In May 1934, Toni says their Jewish community helped them flee to Czechia (Czechoslovakia). Following the German invasion of Czechia, on 19th March 1942, which was also their 10th anniversary, Charlotte was arrested while the couple were living in Prague.
As a Jew, Charlotte was marked for deportation to Theresienstadt, a transit camp on route to extermination camps.
Toni’s quick thinking, convincing the authorities Charlotte was American and that the US Embassy had her documents, spared her from the camps. Charlotte did not have papers because the US government refused to issue her a new passport in her chosen name.
As an American, Charlotte was deported to the US. Tragically, while Charlotte intended for Toni to join her, she was denied permission to leave Prague.

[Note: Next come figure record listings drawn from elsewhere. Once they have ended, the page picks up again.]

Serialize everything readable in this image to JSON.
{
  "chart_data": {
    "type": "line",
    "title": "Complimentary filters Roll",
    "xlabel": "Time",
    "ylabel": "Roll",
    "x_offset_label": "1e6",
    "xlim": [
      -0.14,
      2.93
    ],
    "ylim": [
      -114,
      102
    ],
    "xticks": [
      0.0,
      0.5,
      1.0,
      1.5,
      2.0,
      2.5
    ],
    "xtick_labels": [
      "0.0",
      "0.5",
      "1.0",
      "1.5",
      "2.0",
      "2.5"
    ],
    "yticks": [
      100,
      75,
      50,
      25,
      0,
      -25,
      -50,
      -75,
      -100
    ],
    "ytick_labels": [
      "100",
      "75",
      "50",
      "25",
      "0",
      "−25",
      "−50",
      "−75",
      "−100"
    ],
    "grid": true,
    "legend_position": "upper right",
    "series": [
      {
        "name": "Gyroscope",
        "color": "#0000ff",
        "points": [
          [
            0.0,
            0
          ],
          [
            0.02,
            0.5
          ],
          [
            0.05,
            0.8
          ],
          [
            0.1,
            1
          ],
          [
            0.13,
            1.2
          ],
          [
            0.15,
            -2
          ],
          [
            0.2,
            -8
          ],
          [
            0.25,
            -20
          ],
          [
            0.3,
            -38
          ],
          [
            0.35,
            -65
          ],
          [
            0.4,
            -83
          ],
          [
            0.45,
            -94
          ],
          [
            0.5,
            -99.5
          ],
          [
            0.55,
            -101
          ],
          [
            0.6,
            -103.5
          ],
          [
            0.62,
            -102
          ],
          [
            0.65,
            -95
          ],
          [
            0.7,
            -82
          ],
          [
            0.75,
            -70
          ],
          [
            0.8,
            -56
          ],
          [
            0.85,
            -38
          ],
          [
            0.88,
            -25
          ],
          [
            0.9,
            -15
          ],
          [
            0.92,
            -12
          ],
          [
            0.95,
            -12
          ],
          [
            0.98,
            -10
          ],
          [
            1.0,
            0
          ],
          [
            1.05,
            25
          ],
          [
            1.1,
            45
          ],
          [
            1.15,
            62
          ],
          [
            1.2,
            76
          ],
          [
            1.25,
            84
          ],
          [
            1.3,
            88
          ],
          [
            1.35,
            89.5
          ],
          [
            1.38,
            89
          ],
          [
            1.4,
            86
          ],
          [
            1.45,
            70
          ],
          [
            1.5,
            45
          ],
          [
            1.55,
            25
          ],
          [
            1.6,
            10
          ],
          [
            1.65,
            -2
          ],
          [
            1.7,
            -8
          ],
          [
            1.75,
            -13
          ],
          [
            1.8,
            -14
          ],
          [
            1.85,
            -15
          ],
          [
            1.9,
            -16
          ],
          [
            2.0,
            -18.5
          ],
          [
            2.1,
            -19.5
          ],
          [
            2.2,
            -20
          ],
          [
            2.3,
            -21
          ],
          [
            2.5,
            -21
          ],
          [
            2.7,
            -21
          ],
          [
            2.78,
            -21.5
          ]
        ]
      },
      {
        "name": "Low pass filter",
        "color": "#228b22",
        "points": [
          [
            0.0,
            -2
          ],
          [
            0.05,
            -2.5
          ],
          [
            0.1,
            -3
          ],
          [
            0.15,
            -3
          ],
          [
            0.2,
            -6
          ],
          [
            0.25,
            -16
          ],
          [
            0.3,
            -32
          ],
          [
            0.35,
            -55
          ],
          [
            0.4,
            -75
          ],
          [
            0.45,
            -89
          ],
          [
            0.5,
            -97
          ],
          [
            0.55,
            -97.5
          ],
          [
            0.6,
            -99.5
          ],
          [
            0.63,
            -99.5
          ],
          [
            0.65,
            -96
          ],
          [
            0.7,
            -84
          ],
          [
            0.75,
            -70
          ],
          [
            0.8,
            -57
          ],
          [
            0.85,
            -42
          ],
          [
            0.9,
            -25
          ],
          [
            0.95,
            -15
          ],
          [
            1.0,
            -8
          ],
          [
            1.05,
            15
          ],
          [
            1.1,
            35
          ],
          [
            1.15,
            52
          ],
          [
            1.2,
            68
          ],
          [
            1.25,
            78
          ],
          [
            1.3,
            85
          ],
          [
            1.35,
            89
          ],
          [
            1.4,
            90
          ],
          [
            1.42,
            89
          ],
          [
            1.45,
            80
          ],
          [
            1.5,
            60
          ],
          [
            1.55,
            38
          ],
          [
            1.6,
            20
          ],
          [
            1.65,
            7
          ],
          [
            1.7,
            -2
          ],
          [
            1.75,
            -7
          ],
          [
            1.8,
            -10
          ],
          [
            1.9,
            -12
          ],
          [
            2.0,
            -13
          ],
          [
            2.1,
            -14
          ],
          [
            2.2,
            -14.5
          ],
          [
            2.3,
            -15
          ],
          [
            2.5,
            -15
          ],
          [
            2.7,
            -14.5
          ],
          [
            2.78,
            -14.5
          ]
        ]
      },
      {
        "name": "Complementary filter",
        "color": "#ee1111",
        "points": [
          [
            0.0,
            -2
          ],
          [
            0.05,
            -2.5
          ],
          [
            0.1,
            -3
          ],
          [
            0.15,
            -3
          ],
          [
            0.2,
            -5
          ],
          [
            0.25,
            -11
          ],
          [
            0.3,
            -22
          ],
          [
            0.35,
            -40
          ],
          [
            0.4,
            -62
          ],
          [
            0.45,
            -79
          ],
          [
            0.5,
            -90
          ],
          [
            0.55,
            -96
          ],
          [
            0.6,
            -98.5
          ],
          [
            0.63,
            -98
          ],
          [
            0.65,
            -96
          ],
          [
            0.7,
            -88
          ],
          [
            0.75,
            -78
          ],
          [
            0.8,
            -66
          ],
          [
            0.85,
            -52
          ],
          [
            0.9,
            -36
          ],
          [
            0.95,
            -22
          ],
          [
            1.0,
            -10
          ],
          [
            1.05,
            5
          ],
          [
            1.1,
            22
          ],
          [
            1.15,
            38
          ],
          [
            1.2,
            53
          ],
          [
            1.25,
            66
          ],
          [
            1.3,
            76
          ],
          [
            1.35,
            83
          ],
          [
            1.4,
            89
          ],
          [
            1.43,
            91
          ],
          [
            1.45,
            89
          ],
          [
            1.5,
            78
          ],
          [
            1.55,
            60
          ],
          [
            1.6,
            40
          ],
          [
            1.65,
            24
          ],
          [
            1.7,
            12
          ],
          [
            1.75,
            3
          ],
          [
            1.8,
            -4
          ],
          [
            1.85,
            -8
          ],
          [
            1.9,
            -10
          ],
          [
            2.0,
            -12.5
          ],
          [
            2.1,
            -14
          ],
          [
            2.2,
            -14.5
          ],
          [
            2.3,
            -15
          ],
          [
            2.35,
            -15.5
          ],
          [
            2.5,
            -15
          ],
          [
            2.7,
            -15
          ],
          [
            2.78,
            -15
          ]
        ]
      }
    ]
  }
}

"I was now alone and initially had to suffer a lot, after 10 years of sharing joys and sorrows with a good person" - Toni Ebel - Perspektiven
Toni and Charlotte never met again, though they remained in touch for the remainder of their lives.
Post-war, Toni returned to East Berlin and became nationally famous as a painter. In contrast to her pre-war life, it appears she lived in stealth until her 1961 death. Little of her pre-war work survives.
She explains, in post-war testimony about her experience of fascist persecution, that much of her work was owned by Institut doctors as payment for transition care, and lost in the burning of the clinic. Last year, her surviving works were exhibited in Berlin - Toni Ebel - Perspektiven
Charlotte was a refugee in New York, and struggled to live between cultures. She wrote to Toni, "I, dearest, have no one with whom I could exchange a word or talk about things that are close to my heart."
She worked as a translator, actress and writer. By her death in February 1963, she was beloved by the local community. Her obituary was front page news, under the headline “The World Wasn’t A Stage, It Was Her Audience.” Her Brooklyn home is a New York LGBT monument - NYC Historic Sites Project
What can we learn from this history?
Toni and Charlotte lived defiantly, unrepentantly, in a world that said the penalty for doing so was ostracization and death.
Witnessing their story gives me strength. That is why I am so passionate about Trans+ History Week.
When we can see ourselves in the reflections of the past, we can find threads to draw strength from as we move forward in our own struggles, no matter how similar or different those might be.